Annexation is rarely good public policy.  Cities are lured into thinking they can increase tax revenues by annexation, but they fail to fully analyze and appreciate the long-term cost of annexations. 

Many studies have shown that annexing residential land is a losing proposition, and results in more cost to cities than revenue.  Commercial land can be feasible to annex, but remains risky—-as this economy demonstrates.

Cities rob Peter to pay Paul when they annex, for very few will proportionately increase police, fire and other infrastructure to cover the protection and service of the newly annexed areas.  Nor do the difinitively budget or plan to provide similar or equal services to lands annexed.  Instead they discuss adding services in the future, but don’t have the planning or money to back up those discussions.  In other words, it’s annexation using the hope and a prayer method.

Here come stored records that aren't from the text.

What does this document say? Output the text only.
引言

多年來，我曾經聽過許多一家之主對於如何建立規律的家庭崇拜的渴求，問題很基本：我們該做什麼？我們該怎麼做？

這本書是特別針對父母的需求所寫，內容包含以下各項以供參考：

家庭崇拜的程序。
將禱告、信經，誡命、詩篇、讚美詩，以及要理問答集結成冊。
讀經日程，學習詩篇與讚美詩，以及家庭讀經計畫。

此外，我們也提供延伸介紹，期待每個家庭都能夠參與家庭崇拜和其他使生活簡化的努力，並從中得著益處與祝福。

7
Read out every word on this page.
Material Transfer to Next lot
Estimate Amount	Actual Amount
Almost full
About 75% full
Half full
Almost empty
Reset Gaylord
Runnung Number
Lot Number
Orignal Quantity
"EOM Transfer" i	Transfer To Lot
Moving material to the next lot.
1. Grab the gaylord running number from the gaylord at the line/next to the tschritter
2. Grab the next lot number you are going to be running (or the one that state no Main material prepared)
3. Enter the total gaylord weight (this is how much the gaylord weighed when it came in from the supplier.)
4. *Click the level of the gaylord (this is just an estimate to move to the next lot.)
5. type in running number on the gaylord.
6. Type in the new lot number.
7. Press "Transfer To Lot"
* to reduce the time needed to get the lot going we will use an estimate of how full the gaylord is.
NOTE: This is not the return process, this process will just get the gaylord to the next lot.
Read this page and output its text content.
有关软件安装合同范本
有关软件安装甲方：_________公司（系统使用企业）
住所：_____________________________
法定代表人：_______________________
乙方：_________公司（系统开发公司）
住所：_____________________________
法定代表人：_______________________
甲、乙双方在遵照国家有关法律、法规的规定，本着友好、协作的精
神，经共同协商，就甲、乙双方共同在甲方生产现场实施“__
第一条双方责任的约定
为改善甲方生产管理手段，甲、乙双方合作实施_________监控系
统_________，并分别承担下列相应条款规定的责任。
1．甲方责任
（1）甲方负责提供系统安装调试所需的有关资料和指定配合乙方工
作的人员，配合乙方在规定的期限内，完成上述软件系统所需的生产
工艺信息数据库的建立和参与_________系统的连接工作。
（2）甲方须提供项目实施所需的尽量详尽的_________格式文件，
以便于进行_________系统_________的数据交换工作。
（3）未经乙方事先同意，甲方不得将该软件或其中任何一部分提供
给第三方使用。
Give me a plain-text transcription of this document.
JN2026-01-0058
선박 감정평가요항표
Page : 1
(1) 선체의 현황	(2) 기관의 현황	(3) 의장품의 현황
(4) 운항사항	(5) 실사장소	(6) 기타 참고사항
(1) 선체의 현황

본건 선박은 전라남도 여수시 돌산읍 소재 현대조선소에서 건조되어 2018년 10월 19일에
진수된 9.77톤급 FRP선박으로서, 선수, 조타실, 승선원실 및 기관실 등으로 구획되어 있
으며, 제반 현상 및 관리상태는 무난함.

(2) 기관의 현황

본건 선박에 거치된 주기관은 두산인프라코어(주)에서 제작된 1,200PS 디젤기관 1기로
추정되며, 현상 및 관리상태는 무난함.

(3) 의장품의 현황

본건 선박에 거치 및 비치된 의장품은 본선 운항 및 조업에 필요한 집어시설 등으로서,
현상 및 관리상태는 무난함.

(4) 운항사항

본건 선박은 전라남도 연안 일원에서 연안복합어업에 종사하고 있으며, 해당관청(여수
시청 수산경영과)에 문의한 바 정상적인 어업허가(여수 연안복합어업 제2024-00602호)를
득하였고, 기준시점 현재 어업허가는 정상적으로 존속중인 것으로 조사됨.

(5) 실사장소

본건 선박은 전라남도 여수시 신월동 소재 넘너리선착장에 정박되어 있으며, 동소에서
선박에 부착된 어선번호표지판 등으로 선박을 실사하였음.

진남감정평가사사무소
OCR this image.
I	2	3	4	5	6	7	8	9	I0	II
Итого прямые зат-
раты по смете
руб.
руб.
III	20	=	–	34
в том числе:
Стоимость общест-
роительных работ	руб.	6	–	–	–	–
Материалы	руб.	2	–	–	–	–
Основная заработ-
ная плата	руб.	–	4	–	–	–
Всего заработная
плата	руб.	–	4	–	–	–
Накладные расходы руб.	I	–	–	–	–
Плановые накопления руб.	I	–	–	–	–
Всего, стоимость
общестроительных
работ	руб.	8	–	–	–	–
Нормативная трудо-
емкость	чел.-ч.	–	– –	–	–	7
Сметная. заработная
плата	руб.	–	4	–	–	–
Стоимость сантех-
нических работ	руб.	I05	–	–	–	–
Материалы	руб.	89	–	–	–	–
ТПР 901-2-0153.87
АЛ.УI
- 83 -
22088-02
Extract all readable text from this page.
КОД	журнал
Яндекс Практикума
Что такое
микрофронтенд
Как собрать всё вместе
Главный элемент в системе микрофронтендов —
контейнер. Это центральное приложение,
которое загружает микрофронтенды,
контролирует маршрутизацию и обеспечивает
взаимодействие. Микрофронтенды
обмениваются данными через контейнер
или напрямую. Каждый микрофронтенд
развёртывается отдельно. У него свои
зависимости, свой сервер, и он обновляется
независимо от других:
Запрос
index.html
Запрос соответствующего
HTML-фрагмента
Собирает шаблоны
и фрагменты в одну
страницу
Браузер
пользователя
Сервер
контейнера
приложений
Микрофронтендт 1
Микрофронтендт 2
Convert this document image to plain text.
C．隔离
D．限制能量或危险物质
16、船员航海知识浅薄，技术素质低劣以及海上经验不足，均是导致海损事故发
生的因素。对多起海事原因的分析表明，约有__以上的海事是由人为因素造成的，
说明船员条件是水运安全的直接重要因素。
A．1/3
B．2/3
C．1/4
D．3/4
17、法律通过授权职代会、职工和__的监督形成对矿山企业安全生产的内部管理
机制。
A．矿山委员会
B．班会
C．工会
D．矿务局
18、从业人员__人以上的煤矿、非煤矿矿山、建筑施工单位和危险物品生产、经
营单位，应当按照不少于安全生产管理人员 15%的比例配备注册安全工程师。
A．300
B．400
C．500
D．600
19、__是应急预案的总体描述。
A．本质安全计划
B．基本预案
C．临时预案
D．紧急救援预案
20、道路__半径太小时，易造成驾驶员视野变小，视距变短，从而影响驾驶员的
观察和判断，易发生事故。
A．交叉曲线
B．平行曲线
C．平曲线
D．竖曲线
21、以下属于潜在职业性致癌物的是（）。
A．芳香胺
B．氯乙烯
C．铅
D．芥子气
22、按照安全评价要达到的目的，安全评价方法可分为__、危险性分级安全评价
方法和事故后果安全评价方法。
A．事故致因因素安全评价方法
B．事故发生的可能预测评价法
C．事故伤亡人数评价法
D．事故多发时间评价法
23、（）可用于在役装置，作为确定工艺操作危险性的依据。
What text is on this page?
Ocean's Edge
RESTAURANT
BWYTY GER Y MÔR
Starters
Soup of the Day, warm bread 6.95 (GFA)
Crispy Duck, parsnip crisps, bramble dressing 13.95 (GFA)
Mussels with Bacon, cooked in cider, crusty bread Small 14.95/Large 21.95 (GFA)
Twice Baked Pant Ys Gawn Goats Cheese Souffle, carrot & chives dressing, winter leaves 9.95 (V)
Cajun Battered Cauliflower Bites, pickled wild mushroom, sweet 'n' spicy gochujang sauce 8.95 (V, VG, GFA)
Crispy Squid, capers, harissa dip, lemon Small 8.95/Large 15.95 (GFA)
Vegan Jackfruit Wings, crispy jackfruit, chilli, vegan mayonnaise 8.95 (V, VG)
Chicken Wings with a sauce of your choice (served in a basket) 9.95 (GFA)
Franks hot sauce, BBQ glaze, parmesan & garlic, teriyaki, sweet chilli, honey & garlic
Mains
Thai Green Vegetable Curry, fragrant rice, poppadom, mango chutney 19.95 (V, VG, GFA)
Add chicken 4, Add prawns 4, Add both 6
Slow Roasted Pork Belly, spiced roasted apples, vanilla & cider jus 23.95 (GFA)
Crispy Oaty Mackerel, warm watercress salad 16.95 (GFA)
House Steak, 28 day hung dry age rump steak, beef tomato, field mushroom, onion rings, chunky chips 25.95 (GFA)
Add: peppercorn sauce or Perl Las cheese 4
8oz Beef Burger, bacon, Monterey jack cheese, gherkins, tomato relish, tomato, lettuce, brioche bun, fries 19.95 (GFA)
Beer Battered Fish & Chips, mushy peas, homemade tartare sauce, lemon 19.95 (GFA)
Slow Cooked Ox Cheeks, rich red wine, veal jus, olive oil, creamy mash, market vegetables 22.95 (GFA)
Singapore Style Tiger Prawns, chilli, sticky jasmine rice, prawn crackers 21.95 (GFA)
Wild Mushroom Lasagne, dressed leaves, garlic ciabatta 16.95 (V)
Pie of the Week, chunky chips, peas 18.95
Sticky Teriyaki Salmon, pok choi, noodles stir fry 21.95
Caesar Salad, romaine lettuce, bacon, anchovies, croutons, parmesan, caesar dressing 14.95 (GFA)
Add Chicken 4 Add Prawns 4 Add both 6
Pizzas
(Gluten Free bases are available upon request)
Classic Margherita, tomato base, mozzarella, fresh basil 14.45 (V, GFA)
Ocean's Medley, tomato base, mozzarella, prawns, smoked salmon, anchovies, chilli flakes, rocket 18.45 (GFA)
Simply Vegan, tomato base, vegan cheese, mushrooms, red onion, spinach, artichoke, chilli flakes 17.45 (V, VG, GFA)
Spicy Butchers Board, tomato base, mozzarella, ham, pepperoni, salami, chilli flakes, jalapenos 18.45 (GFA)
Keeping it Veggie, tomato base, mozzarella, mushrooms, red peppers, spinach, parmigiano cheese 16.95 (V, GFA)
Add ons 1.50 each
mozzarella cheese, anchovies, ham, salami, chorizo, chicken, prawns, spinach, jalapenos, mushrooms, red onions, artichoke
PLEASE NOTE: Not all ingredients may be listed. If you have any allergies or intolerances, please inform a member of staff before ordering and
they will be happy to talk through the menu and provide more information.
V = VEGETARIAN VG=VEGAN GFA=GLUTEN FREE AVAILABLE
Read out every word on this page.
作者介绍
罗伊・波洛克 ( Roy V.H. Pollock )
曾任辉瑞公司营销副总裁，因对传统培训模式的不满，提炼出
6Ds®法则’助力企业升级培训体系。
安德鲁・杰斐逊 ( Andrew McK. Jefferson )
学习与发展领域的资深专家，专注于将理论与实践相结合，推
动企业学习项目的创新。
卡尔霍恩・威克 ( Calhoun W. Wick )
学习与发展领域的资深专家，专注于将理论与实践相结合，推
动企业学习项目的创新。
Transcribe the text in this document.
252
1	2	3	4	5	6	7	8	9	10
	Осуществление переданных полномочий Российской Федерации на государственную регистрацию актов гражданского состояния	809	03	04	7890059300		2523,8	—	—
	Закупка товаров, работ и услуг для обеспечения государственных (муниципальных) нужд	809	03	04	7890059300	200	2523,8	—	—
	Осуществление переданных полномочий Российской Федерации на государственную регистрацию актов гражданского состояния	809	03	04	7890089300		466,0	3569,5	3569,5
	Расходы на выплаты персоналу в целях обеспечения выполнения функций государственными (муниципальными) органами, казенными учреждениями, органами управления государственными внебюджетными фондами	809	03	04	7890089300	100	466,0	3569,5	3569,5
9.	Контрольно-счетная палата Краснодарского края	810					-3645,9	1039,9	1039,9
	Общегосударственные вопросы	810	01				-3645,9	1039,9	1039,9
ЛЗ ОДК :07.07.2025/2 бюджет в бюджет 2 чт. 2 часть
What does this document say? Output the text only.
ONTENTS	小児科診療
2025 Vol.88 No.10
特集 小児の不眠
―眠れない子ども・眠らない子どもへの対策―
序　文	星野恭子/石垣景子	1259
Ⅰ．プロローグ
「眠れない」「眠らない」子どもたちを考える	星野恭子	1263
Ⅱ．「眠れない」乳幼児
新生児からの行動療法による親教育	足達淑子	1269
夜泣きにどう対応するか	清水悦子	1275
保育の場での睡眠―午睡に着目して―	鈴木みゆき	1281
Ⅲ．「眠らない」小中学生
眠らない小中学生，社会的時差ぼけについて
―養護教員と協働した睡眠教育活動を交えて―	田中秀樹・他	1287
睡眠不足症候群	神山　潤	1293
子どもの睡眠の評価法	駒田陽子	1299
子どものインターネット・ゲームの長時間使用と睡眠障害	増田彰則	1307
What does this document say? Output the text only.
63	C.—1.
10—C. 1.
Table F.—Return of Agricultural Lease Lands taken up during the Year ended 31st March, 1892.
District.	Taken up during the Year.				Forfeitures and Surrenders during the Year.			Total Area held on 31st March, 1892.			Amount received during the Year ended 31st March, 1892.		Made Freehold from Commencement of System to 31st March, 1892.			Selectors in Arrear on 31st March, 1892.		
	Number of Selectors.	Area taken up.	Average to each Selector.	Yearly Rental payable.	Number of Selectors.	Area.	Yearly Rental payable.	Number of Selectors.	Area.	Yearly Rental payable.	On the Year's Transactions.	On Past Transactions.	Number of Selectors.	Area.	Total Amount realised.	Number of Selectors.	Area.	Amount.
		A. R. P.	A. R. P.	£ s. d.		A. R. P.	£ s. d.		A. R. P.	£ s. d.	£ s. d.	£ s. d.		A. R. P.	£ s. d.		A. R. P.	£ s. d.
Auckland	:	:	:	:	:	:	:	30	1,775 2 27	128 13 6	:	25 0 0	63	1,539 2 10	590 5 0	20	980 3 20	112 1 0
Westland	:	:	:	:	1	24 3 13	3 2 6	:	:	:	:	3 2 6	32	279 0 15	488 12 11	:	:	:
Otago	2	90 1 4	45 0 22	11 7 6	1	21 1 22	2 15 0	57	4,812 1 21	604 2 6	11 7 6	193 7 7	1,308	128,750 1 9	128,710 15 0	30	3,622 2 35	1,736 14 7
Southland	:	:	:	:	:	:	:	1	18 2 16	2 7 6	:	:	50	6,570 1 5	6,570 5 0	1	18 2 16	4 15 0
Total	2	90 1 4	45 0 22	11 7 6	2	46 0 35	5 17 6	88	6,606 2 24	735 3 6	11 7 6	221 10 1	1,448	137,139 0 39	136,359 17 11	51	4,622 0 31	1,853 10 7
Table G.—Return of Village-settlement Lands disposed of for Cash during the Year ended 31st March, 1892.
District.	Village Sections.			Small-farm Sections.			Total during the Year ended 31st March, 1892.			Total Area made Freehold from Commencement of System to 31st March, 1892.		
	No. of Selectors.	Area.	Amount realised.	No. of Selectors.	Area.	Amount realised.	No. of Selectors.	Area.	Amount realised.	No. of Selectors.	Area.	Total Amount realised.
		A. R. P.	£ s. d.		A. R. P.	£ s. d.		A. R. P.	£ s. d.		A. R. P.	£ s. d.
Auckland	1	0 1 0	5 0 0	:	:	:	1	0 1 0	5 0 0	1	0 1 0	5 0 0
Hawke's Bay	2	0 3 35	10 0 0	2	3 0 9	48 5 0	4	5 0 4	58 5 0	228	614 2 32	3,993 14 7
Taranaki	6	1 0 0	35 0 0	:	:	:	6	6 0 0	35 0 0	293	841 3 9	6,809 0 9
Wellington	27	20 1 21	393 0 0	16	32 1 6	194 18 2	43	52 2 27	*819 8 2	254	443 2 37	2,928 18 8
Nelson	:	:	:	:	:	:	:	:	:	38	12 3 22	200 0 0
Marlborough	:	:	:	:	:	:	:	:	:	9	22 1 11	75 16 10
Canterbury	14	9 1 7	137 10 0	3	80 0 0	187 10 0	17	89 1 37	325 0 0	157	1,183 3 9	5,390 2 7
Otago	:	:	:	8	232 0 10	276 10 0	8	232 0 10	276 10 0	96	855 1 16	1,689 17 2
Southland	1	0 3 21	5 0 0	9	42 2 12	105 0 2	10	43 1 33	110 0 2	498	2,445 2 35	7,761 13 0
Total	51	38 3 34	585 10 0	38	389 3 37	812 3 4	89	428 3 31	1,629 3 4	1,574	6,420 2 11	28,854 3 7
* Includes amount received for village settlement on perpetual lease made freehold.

Citizens (both in the existing city and planned area of annexation) should demand that the city demonstrate exactly how they will serve the new area and do so without further burdening the taxpayers. Further they should demonstrate that the level of service for police, fire and other services can adequately protect the current and new acreage at current levels. DO NOT allow the city to annex for the short term gain in revenue without the demonstrated math that they can recoup the cost and the “deal” pencils out feasibly.  Developers should be on the hook for the full cost of the annexation, for it is they that reap the immediate benefit, but the taxpayer that gets stuck with the long-term cost.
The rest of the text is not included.